The CX Solution Is To First Understand Where, When and How AI Will Be Valued By Customers

Despite all the enthusiasm by VCs, startups and brand executives, we still don't know how much customers will be willing to replace humans with machines at every touchpoint. We have decades of experience with “the Uncanny Valley”, including everything from the creepy, dead-eyed characters of the movie, “Polar Express” to the rigid, frustrating interactions with corporate IVR (A/K/A “voice jail”) systems.
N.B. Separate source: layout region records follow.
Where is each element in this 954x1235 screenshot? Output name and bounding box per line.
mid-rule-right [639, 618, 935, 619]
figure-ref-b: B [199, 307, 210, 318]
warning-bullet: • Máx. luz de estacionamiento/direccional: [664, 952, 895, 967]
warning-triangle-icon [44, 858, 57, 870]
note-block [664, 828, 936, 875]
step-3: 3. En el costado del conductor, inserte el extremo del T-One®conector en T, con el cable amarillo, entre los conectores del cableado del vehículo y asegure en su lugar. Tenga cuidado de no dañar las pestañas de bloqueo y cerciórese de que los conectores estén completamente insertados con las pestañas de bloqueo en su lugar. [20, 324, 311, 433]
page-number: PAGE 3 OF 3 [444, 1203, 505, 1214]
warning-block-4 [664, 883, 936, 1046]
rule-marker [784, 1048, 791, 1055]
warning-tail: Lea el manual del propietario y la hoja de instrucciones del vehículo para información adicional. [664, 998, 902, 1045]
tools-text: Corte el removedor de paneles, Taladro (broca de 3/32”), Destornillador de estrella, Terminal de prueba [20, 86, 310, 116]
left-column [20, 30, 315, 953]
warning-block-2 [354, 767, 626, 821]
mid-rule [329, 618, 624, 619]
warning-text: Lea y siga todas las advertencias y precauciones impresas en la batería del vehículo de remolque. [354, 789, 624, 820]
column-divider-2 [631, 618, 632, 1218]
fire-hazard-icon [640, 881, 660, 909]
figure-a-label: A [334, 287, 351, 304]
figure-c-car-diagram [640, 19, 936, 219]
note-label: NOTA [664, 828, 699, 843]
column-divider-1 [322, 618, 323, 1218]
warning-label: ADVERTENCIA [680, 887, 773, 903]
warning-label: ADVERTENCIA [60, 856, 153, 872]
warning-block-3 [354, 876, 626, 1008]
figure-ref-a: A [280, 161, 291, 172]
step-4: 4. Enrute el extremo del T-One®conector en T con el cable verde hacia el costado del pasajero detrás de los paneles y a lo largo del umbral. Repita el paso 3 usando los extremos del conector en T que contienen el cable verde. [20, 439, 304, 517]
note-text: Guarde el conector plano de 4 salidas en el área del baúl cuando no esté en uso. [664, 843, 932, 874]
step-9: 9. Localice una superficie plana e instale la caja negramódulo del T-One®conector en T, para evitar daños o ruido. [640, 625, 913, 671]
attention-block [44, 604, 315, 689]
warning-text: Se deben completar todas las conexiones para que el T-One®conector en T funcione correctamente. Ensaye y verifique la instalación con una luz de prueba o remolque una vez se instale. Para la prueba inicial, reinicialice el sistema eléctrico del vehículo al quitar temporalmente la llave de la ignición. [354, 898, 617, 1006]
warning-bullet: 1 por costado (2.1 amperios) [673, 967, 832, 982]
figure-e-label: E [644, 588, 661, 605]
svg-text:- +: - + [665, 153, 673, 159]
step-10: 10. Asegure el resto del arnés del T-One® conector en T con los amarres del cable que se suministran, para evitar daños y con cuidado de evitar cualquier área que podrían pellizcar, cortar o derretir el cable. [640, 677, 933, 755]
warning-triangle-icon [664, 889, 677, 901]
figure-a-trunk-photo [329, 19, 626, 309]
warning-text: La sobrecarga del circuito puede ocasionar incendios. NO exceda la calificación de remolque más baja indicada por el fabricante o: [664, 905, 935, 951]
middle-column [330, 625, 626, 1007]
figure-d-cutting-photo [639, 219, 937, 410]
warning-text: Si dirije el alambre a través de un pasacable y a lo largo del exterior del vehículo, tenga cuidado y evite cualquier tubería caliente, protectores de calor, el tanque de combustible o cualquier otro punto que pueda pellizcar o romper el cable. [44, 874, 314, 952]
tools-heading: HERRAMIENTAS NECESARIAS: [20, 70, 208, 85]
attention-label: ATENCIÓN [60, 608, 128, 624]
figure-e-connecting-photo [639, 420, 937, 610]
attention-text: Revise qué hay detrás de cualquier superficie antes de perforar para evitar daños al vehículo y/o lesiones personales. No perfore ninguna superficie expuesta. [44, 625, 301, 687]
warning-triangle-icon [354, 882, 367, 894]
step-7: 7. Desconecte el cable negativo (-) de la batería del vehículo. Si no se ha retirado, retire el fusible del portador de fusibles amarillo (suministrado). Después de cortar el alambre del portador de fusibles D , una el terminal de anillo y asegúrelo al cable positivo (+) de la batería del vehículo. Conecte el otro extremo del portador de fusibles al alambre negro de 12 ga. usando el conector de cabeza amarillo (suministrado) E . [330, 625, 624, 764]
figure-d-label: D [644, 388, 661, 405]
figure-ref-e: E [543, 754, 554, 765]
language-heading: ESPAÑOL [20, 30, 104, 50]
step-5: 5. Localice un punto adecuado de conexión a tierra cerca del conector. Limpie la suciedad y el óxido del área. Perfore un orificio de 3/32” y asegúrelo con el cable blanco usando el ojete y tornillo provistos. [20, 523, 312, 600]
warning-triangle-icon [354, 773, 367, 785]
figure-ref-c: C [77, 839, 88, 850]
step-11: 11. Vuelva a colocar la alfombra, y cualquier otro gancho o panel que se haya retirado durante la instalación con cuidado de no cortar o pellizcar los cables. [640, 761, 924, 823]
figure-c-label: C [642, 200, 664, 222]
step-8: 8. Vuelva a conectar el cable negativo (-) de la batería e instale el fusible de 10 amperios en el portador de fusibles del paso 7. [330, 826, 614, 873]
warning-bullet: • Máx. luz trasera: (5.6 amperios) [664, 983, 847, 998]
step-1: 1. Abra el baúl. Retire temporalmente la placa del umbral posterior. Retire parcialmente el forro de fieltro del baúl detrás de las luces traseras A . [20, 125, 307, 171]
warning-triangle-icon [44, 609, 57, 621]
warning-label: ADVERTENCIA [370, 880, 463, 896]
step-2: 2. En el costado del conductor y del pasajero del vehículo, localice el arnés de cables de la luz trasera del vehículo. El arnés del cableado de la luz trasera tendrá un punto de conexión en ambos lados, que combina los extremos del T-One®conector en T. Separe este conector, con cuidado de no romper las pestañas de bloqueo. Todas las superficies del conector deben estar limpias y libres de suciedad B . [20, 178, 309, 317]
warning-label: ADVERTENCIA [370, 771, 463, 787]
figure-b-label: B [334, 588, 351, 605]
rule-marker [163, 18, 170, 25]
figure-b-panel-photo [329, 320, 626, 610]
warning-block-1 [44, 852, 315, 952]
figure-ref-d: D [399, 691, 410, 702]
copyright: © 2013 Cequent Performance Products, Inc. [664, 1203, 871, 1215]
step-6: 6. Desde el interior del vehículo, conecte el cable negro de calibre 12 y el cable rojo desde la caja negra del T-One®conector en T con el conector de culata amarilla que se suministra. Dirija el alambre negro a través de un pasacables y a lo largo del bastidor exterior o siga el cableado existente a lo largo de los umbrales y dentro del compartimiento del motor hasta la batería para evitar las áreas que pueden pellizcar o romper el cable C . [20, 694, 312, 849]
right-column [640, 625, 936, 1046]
Do we really think that an AI expressing it “understands why that would be frustrating” to customers will do more good than harm?

Some corporate executives will be quick to foresee a future of infinite self-service (and endless cost savings) by replacing employees with AI. Smarter leaders will move quickly but cautiously to understand not just where AI brings value to business results, but where customers value AI and where they value human interactions in the customer journey. Deploying AI to the right customers in the right places at the right time will separate brands that improve their customer experience and relationships from those that do not.

The first step in our AI future isn't to rapidly digitize every customer experience. Instead, you must start by understanding the customers you serve and their expectations, needs, and wants. What customers are more open to greater self-service and interactions with bots, and which are not? If you can't tell the difference, you aren't ready for AI-managed CX. That's just the first question of many: In which touchpoints are humans most valued?
  • In which touchpoints will customers most appreciate AI experiences?
  • How will you proactively recognize the best digital or human journey to orchestrate?
  • How will you recognize what the customer wants and needs at the moment and match that to your available products, services, and experiences?
  • How will you change the development of your products, services, and experiences to allow for greater real-time response and customization?
  • How will you grant customers to control the type of experience they want?
  • How will you recognize when AI experiences require a human escalation?
  • How will you measure the impact of AI customer experiences, not just to your costs but to perception and loyalty of your customers?

Before you start worrying about the state of your tech stack and data, these are the questions you must first answer. The answers will tell you where to focus your energies to strengthen customer relationships rather than simply create better margins.

The thing to remember about AI is that it must first serve humans. Using AI with a customer-centric lens is the future to strong customer relationships and brand success. But corporations that only adopt AI with a brand-centric viewpoint will simply find very efficient, effective, and speedy ways to destroy their customer satisfaction, reputation, and relationships.

This post was written manually without any assistance from an AI, which is probably evident because of any grammatical mistakes I made. Please forgive any human foibles.